Characteristic of all chordates is the notochord, a flexible skeletal rod that develops from the roof of the gut. This is a flexible tough endoskeleton on which the segmentally arranged muscles act. Both muscles and notochord extend beyond the anus as a tail. Another novelty is the single dorsal hollow nerve cord: most nerve cords we have seen so far are ventral and paired. A third feature traceable throughout most chordates is the presence of gill slits in the side of the pharynx. (OVERHEAD) The beasts filter feed: the tentacles keep out large particles, a ciliated groove in the floor of the pharynx (which is oddly the forerunner of our thyroid gland) secretes mucus which migrates up the wall to another ciliated groove in the roof, whence mucus and bits go backwards to the gut. Waste water goes out via the slits. The liver is formed, as in you or I, by an outpushing of the gut: it also has a portal system. There is no heart: blood is pumped round the closed circulatory system by contractions of the vessels, including a large ventral one which develops elsewhere, by folding, into a heart.

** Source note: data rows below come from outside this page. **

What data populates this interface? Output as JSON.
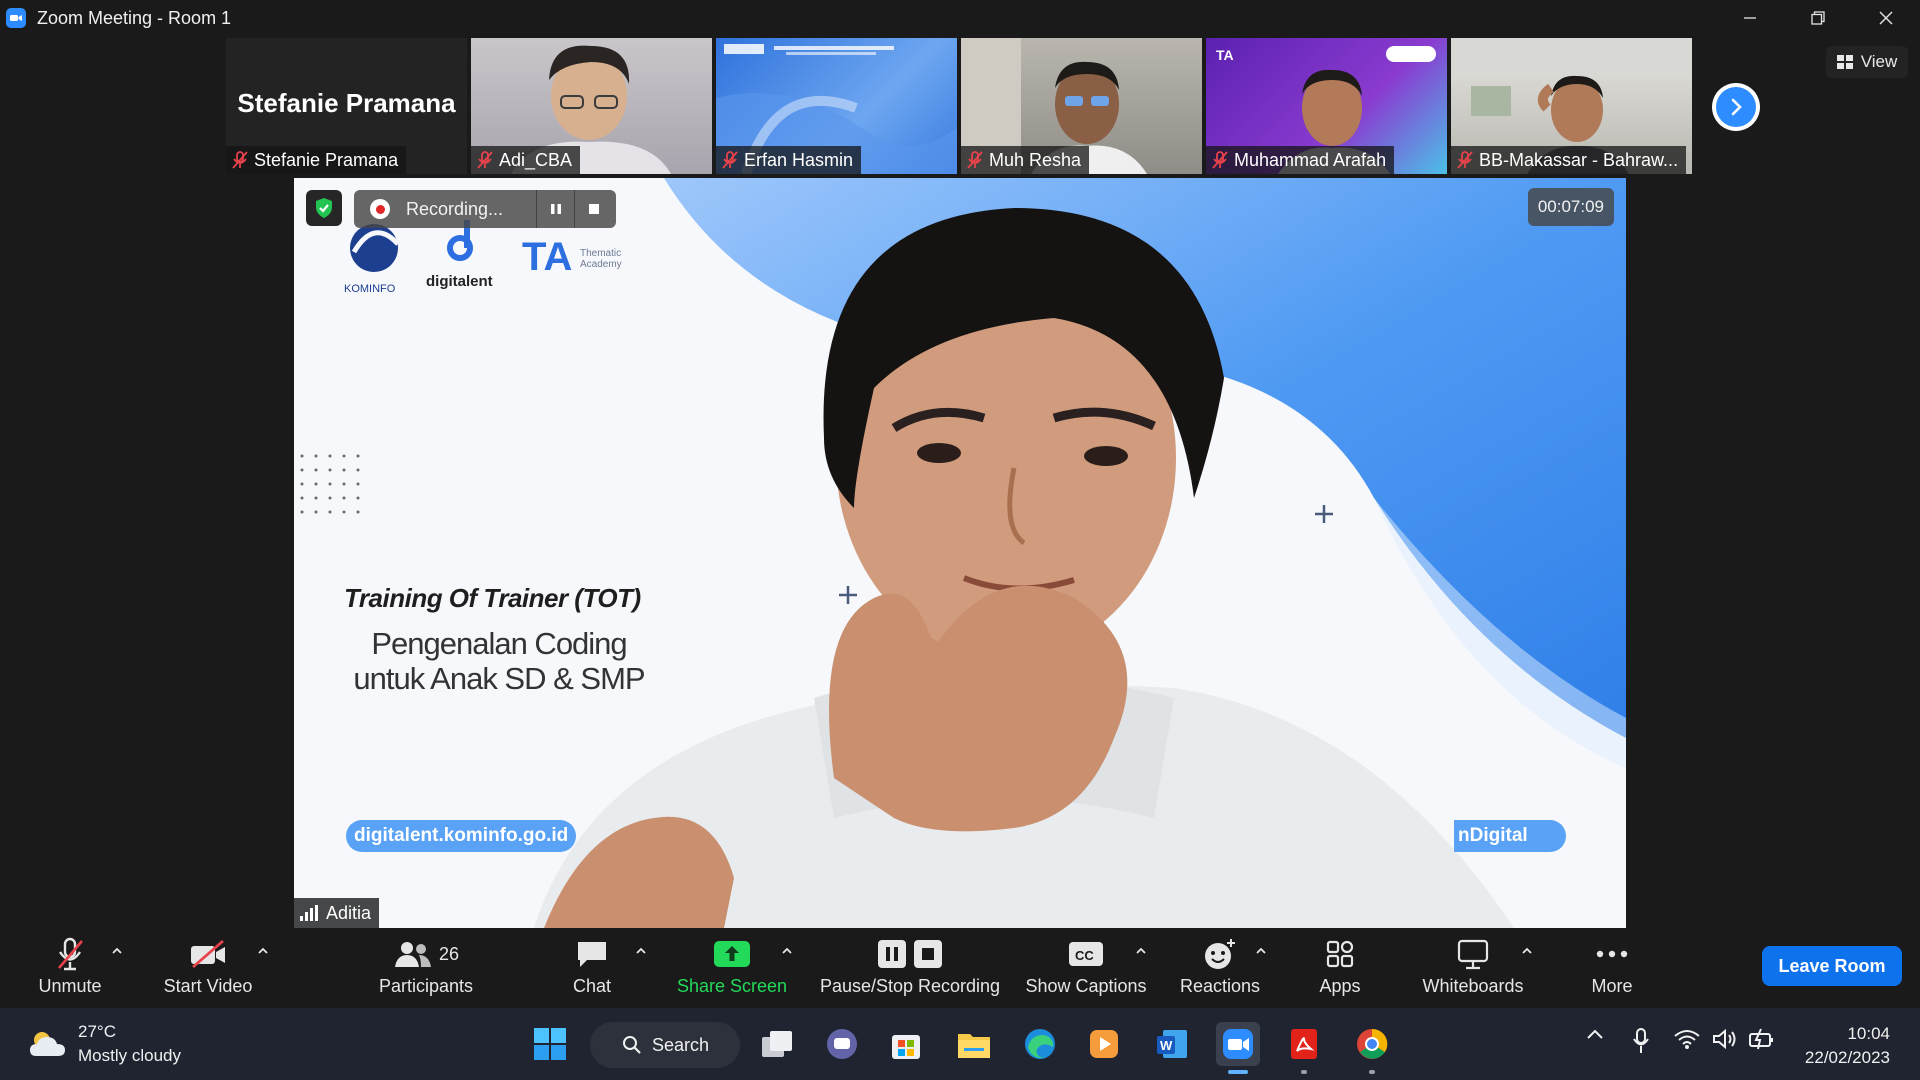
{
  "window": {
    "title": "Zoom Meeting - Room 1",
    "minimize": "—",
    "restore": "❐",
    "close": "✕"
  },
  "participants_strip": [
    {
      "name": "Stefanie Pramana",
      "display_big_name": "Stefanie Pramana",
      "muted": true,
      "bg": "#232323"
    },
    {
      "name": "Adi_CBA",
      "muted": true,
      "bg": "#b8b4b8"
    },
    {
      "name": "Erfan Hasmin",
      "muted": true,
      "bg": "#2e6ed8"
    },
    {
      "name": "Muh Resha",
      "muted": true,
      "bg": "#a7a79e"
    },
    {
      "name": "Muhammad Arafah",
      "muted": true,
      "bg": "#6b2ab8"
    },
    {
      "name": "BB-Makassar - Bahraw...",
      "muted": true,
      "bg": "#c8c6c2"
    }
  ],
  "view_button": "View",
  "main_video": {
    "speaker_name": "Aditia",
    "recording_label": "Recording...",
    "elapsed_time": "00:07:09",
    "slide": {
      "logos": [
        "KOMINFO",
        "digitalent",
        "TA",
        "Thematic Academy"
      ],
      "heading": "Training Of Trainer (TOT)",
      "subtitle_line1": "Pengenalan Coding",
      "subtitle_line2": "untuk Anak SD & SMP",
      "url": "digitalent.kominfo.go.id",
      "tag": "nDigital"
    }
  },
  "toolbar": {
    "unmute": "Unmute",
    "start_video": "Start Video",
    "participants": "Participants",
    "participants_count": "26",
    "chat": "Chat",
    "share_screen": "Share Screen",
    "pause_stop_recording": "Pause/Stop Recording",
    "show_captions": "Show Captions",
    "reactions": "Reactions",
    "apps": "Apps",
    "whiteboards": "Whiteboards",
    "more": "More",
    "leave_room": "Leave Room",
    "share_color": "#23d959",
    "leave_color": "#0e72ed"
  },
  "taskbar": {
    "weather_temp": "27°C",
    "weather_desc": "Mostly cloudy",
    "search_label": "Search",
    "time": "10:04",
    "date": "22/02/2023"
  }
}
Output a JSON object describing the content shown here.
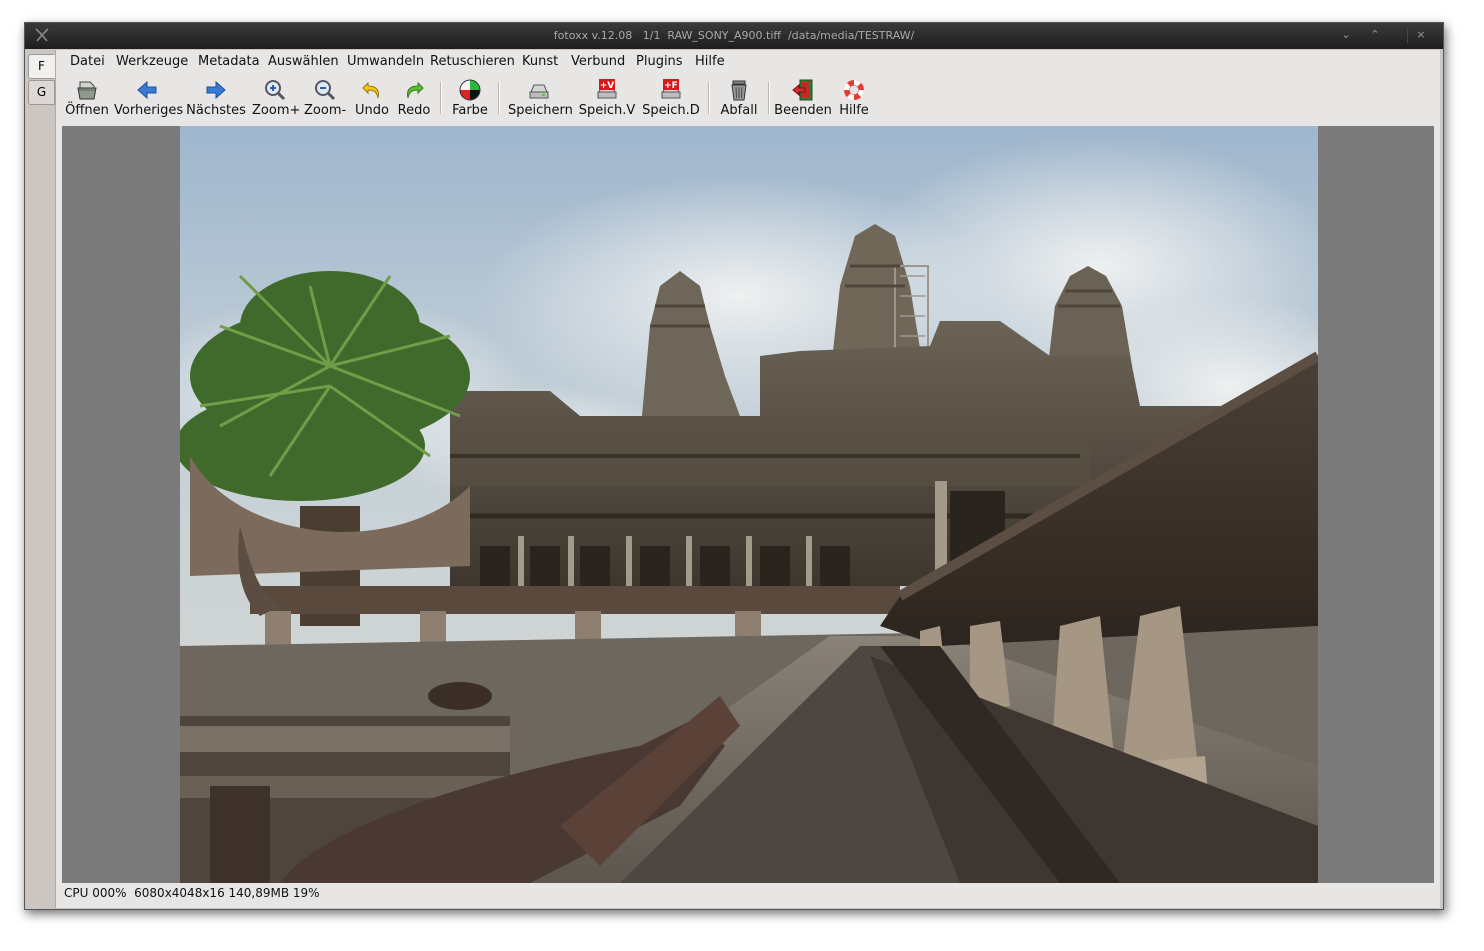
{
  "window": {
    "title": "fotoxx v.12.08   1/1  RAW_SONY_A900.tiff  /data/media/TESTRAW/",
    "controls": {
      "minimize": "⌄",
      "maximize": "⌃",
      "close": "×"
    }
  },
  "side_tabs": [
    "F",
    "G"
  ],
  "menu": [
    "Datei",
    "Werkzeuge",
    "Metadata",
    "Auswählen",
    "Umwandeln",
    "Retuschieren",
    "Kunst",
    "Verbund",
    "Plugins",
    "Hilfe"
  ],
  "toolbar": {
    "open": "Öffnen",
    "prev": "Vorheriges",
    "next": "Nächstes",
    "zoom_in": "Zoom+",
    "zoom_out": "Zoom-",
    "undo": "Undo",
    "redo": "Redo",
    "color": "Farbe",
    "save": "Speichern",
    "save_v": "Speich.V",
    "save_v_badge": "+V",
    "save_d": "Speich.D",
    "save_d_badge": "+F",
    "trash": "Abfall",
    "quit": "Beenden",
    "help": "Hilfe"
  },
  "status": "CPU 000%  6080x4048x16 140,89MB 19%"
}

Not all chordates are as straightforward as this. The tunicates (OVERHEAD) are sedentary and therefore have enlarged the pharynx at the expense of other bits they also have a mainly radial symmetry: they do, however, have a heart and a free swimming larva (OVERHEAD) which is bilaterally symmetrical, and has a notochord, dorsal nerve cord and pharyngeal slits. Another unlikely chordate is the acorn worm, Balanoglosus (OVERHEAD) which is clearly chordate because of its pharyngeal slits: when sectioned this proves to have two nerve cords, one dorsal, sometimes hollow, one ventral. The other claim to fame of Balanoglossus is that its free swimming larva is remarkably similar to that of some echinoderms.


Much more familiar are the vertebrates proper. Of these the strangest are the hagfish and lampreys, jawless vertebrates showing a variety of features which place them as ancestral vertebrates. These survivors are specialised in many ways (one of the two main types is parasitic) but earlier agnatha (OVERHEAD) look like other fishes. Following on from these we just need to list the remaining types of vertebrates, the cartilaginous and bony fishes (SLIDE), the amphibia (SLIDE), the reptilia (SLIDE) the birds (SLIDE) and the mammals (SLIDE) of which man is a member.